En setiembre de 1864 fue designado con la dignidad de obispo “in partíbus infidelium”, de la diócesis de Megara, y el 16 de julio de 1865, en la Iglesia Matriz de Montevideo, recibió la ordenación episcopal de parte de monseñor Mariano Escalada, obispo titular de la diócesis de Buenos Aires, a quien asistieron en esa ceremonia (por falta de otros prelados) los antiguos condiscípulos de Vera en el colegio de los jesuitas, el arcediano de la catedral de Paraná (José Álvarez), y el chantre de la catedral de Buenos Aires (Martín Avelino Piñero). En junio de 1878, el papa León XIII creó la diócesis de Montevideo y lo designó como su primer “ordinario” u obispo diocesano. Es interesante anotar que la nueva diócesis no fue erigida como sufragánea (es decir, dependiente) de Buenos Aires , sino ligada directamente a la Santa Sede, quizá como un modo de desalentar nuevos incidentes.

Monseñor Vera juró ante el gobierno uruguayo el 8 de enero de 1879, tras lo cual pasó a Buenos Aires para prestar el juramento canónico ante el obispo, que era León Federico Aneiros, el día 12 del mismo mes.

LOS DÍAS DE VERA Y DURÁN EN BUENOS AIRES

A decir verdad, y desde que la ciudad de Buenos Aires le era familiar y hasta entrañable (aquí había vivido siendo joven, había cursado su seminario y había sido ordenado presbítero), todo indica que durante los días de su exilio porteño Vera no quedó ni solamente recluido ni sólo urdiendo planes para su reposición. También ejerció su ministerio sacerdotal. Se dijo por entonces que, si bien había preferido alojarse en una celda conventual antes que en el palacio episcopal que le fue ofrecido, se lo veía con frecuencia en el confesionario de los franciscanos o de la catedral, en algunos oficios litúrgicos, visitando presos en la cárcel y enfermos en el hospital, y asistiendo a las familias más alejadas de la campaña.

Monumento sepulcral de Vera y Durán en la catedral de Montevideo
Monumento sepulcral de Vera y Durán en la catedral de Montevideo

El periódico El Pensamiento Argentino señaló como balance de su permanencia que “a nadie ocasionó molestias, a todos fue amable”; y dijo también que “Buenos Aires, que tuvo la dicha de formar a este sacerdote, hoy ha tenido el gusto de hospedarle en su destierro”.

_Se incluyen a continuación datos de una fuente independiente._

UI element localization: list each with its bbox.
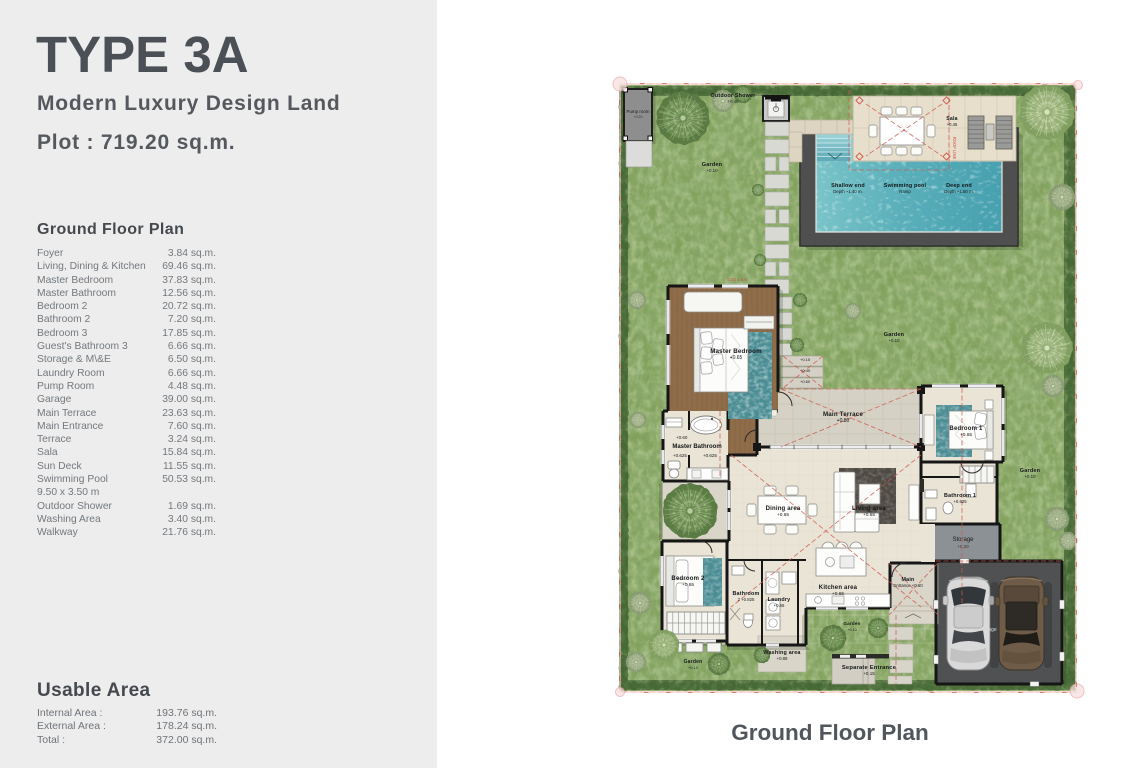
svg-text:+0.65: +0.65 xyxy=(863,512,875,518)
svg-text:+0.625: +0.625 xyxy=(953,499,967,504)
svg-text:Entrance +0.60: Entrance +0.60 xyxy=(893,583,923,588)
svg-text:+0.80: +0.80 xyxy=(837,418,850,424)
svg-text:+0.40: +0.40 xyxy=(728,99,739,104)
svg-text:2 +0.825: 2 +0.825 xyxy=(738,597,755,602)
svg-text:+0.65: +0.65 xyxy=(960,432,972,438)
svg-text:+0.20: +0.20 xyxy=(634,115,643,119)
svg-text:Master Bedroom: Master Bedroom xyxy=(710,348,762,355)
svg-text:+0.65: +0.65 xyxy=(774,603,785,608)
svg-text:ROOF LINE: ROOF LINE xyxy=(952,137,957,160)
svg-text:+0.15: +0.15 xyxy=(800,357,811,362)
svg-text:+0.65: +0.65 xyxy=(730,355,743,361)
svg-text:+0.89: +0.89 xyxy=(777,656,788,661)
svg-text:5.02 x 4.6: 5.02 x 4.6 xyxy=(727,277,747,282)
svg-text:Depth ~1.40 m.: Depth ~1.40 m. xyxy=(833,189,863,194)
svg-text:Garage: Garage xyxy=(980,627,997,633)
svg-text:Kitchen area: Kitchen area xyxy=(819,585,858,591)
svg-text:+0.15: +0.15 xyxy=(863,671,875,676)
svg-text:Storage: Storage xyxy=(952,537,974,543)
svg-text:Pump room: Pump room xyxy=(626,109,650,114)
svg-text:+0.10: +0.10 xyxy=(706,168,718,173)
svg-text:Main Terrace: Main Terrace xyxy=(823,411,863,418)
svg-text:+0.10: +0.10 xyxy=(1024,474,1036,479)
svg-text:Ramp: Ramp xyxy=(899,189,911,194)
svg-text:Bedroom 2: Bedroom 2 xyxy=(671,576,705,582)
svg-text:+0.10: +0.10 xyxy=(688,665,699,670)
svg-text:+0.60: +0.60 xyxy=(676,435,688,440)
svg-text:+0.60: +0.60 xyxy=(800,379,811,384)
svg-text:+0.625: +0.625 xyxy=(673,453,687,458)
svg-text:Garden: Garden xyxy=(843,621,860,626)
svg-text:Living area: Living area xyxy=(852,506,886,512)
svg-text:+0.65: +0.65 xyxy=(777,512,789,518)
svg-text:+0.20: +0.20 xyxy=(957,544,969,549)
svg-text:Depth ~1.50 m.: Depth ~1.50 m. xyxy=(944,189,974,194)
svg-text:Bedroom 1: Bedroom 1 xyxy=(949,426,983,432)
svg-text:+0.10: +0.10 xyxy=(847,628,856,632)
svg-text:+0.45: +0.45 xyxy=(947,122,958,127)
svg-text:+0.65: +0.65 xyxy=(832,591,844,597)
svg-text:+0.65: +0.65 xyxy=(682,582,694,588)
svg-text:+0.10: +0.10 xyxy=(888,338,900,343)
svg-text:+0.625: +0.625 xyxy=(703,453,717,458)
svg-text:Dining area: Dining area xyxy=(766,506,801,512)
svg-text:+0.40: +0.40 xyxy=(800,368,811,373)
svg-text:Master Bathroom: Master Bathroom xyxy=(672,444,721,450)
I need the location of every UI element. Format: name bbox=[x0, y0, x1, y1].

Tenía fama, además, de ser un sacerdote estudioso, en especial de los asuntos de la Teología y el Derecho Canónico. No es de extrañar que durante su permanencia en esta cuidad le preocupara el destino de su nutrida biblioteca que había quedado en Montevideo. De ahí que en una carta fechada el 14 de octubre de 1862 le decía a Rafael Yéregui que pidiera a un tal Vicente Gayarre “que cuide la casa y mis libros…”

Esta preocupación explícita nos permite conjeturar que haya frecuentado, durante sus horas ociosas, la estupenda biblioteca del convento de los frailes franciscanos, donde numerosos próceres argentinos también fueron a abrevar.